I still think your sexy when you talk sleep.

j n k said:
The idea of home testing was not mine or Banyon's. So neither of us can take one ounce of credit for it.

Remember, though, that treating something does not necessarily amount to sweeping anything under a rug. It just means the stuff not swept up in the first pass gets swept up in the second pass or the third. You sweep till you get it all, within reason.

Its like treating a headache. If OTC aspirin doesn't make the headache better, it may be time for a doctor. But suggesting everyone with a headache get tested for every problem that might cause it before trying aspirin may not be the right order for helping people with headaches.

Similarly, with the kind of protocol Banyon mentions (used now by some doctors and possibly much more in the future), people who continue to have daytime sleepiness and fatigue despite good AHI estimates from their home machines could then get the PSG and MSLT and whatever.

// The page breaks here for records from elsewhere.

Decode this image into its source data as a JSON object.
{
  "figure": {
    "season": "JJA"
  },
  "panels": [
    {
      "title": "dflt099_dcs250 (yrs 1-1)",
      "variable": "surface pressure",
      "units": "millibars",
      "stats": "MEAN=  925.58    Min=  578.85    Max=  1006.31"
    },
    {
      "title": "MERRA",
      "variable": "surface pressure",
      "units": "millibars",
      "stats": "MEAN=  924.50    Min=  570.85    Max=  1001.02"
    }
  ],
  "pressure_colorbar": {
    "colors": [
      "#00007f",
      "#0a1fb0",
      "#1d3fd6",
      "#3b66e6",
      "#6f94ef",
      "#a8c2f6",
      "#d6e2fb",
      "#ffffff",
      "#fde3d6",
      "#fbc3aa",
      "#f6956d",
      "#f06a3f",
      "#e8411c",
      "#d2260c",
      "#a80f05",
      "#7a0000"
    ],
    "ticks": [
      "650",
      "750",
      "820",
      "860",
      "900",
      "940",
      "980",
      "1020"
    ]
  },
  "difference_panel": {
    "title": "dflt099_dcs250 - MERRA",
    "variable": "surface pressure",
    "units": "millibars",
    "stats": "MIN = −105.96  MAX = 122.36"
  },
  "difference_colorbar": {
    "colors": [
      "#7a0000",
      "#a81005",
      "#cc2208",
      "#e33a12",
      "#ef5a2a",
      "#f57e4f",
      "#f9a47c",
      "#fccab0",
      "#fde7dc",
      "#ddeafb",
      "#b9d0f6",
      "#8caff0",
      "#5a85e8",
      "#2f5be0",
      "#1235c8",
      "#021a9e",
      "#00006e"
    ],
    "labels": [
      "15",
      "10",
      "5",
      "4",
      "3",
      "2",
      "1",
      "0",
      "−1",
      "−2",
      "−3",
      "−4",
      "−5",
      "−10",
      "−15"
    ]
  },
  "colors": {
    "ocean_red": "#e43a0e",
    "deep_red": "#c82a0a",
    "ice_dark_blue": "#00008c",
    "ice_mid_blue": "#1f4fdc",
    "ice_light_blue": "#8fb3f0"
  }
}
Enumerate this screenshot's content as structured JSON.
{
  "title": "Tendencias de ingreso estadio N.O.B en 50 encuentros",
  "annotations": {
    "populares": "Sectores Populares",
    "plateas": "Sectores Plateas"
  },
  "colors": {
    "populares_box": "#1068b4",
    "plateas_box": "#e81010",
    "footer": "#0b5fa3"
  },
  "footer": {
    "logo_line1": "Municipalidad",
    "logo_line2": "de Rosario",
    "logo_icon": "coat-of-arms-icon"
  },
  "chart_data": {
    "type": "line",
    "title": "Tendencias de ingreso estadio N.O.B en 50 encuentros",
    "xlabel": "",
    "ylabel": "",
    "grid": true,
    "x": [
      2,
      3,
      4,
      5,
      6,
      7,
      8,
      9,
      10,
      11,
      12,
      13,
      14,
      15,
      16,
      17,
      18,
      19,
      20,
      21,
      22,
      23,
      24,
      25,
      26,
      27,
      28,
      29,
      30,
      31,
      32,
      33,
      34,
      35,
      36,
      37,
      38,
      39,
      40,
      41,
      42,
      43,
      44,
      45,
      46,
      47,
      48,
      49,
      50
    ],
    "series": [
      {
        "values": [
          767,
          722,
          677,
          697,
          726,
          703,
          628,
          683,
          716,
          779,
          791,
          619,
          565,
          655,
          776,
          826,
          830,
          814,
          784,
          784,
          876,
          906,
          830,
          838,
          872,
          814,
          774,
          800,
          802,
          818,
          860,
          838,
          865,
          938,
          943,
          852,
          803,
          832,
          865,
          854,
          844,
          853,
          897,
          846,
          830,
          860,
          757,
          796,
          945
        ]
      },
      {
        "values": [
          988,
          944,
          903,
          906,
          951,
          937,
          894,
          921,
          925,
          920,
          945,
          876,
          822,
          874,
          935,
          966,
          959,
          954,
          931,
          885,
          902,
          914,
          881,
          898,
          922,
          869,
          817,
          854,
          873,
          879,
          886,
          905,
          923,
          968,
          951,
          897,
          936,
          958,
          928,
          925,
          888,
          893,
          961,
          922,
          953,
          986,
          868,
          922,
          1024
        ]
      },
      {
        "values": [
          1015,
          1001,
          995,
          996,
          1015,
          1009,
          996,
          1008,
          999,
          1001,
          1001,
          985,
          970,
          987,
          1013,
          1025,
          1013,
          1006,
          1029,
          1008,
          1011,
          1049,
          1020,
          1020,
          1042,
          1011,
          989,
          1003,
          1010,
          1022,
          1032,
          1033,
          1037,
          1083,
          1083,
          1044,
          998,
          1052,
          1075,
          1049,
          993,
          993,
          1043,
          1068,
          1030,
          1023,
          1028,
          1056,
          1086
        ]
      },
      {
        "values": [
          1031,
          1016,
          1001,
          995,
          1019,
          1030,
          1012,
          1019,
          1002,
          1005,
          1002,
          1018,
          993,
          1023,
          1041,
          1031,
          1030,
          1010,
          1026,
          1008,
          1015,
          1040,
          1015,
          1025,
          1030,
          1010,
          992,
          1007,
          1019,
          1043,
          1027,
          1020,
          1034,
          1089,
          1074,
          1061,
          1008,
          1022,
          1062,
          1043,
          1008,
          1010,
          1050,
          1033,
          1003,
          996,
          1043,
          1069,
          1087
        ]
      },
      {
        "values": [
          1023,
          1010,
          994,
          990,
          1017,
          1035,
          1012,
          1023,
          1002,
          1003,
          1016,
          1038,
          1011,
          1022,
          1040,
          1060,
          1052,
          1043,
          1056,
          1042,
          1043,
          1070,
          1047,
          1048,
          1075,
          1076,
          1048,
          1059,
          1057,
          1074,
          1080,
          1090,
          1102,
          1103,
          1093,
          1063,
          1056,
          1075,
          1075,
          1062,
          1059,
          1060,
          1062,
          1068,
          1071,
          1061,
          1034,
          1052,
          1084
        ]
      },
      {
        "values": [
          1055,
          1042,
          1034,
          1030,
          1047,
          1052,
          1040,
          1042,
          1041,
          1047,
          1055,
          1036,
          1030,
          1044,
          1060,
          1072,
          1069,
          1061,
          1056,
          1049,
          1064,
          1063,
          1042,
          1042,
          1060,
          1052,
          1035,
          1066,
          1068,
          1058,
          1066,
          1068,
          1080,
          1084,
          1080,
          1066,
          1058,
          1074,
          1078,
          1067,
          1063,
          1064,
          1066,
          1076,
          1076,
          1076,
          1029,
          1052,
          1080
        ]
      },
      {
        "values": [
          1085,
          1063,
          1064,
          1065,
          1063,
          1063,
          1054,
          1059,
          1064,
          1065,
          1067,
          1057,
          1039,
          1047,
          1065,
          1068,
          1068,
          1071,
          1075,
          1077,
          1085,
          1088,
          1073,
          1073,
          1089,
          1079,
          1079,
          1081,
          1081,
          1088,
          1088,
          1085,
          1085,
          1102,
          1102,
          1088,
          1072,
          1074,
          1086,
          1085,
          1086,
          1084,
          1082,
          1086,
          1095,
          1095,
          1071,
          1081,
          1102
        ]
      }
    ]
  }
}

Again, that is not what I would argue for--I like PSGs for everyone, even the nonsympomatic, myself--but I don't think it would be the end of the world, and it is one of several ideas for reaching more people and saving some money along the way.

I can't speak directly to the question of whom Banyon had in mind. I assumed it was the overall system, not the people who do a good job in spite of the system. But what do I know.

The model Banyon pointed to was diabetes. It doesn't take any more brain power or education to self-titrate pressurized air than it does to self-titrate insulin, does it? Which is more dangerous?

You are right, though, Mollette. I have no access to statistics or words that are likely to help you understand what anyone means. I will now up my self-estimate of wrongness in the eyes of Mollette to 85%, if that's OK with you. Or should I go higher? ;-)

I leave the thread to the professionals.

jeff
Rock Hinkle said
I still think your sexy when you talk sleep.

Giggle. Snicker. Choke. Snort. Guffaw. ROTFLMAO!!!
jnk why are you arguing for something that you do not5 believe in? Well I might add. You and banyon got something going on?

Similarly, with the kind of protocol Banyon mentions (used now by some doctors and possibly much more in the future), people who continue to have daytime sleepiness and fatigue despite good AHI estimates from their home machines could then get the PSG and MSLT and whatever.

You assume that these "patients" in question have that much time. What you are suggesting could add time on to a diagnosis that they may not be able to wait for. At least with a psg and titration we know if they are complex or not despite protocol. I think that Banyons solution to the problem sacrifices more lambs than i am willing to give up. we are talking in the upwards of 3-5 million people who may not get the correct Dx due to incorrect information. Those numbers are based on my own calculations Mollete. jnk do not walk away from this conversation! you left me high and dry on the weight vs apnea one.
I am going to start a "let's figure Mollete out discussion." Mollete you fascinate me!

Mollete said:
j n k said:
The model Banyon pointed to was diabetes. It doesn't take any more brain power or education to self-titrate pressurized air than it does to self-titrate insulin, does it? Which is more dangerous?

The flaw(s) in the "It's just like diabetes" syllogism is that those patients have already received their diagnosis and dose their insulin according to an assigned sliding scale. If you want to vary your CPAP settings from 8.0 cmH2O to 10.0 cmH2O based on weight changes, tossing down a six-pack, etc. knock yourself out.

On the other hand, if you've got polyuria and want to buy some insulin on the internet and start shooting yourself up, then GFL.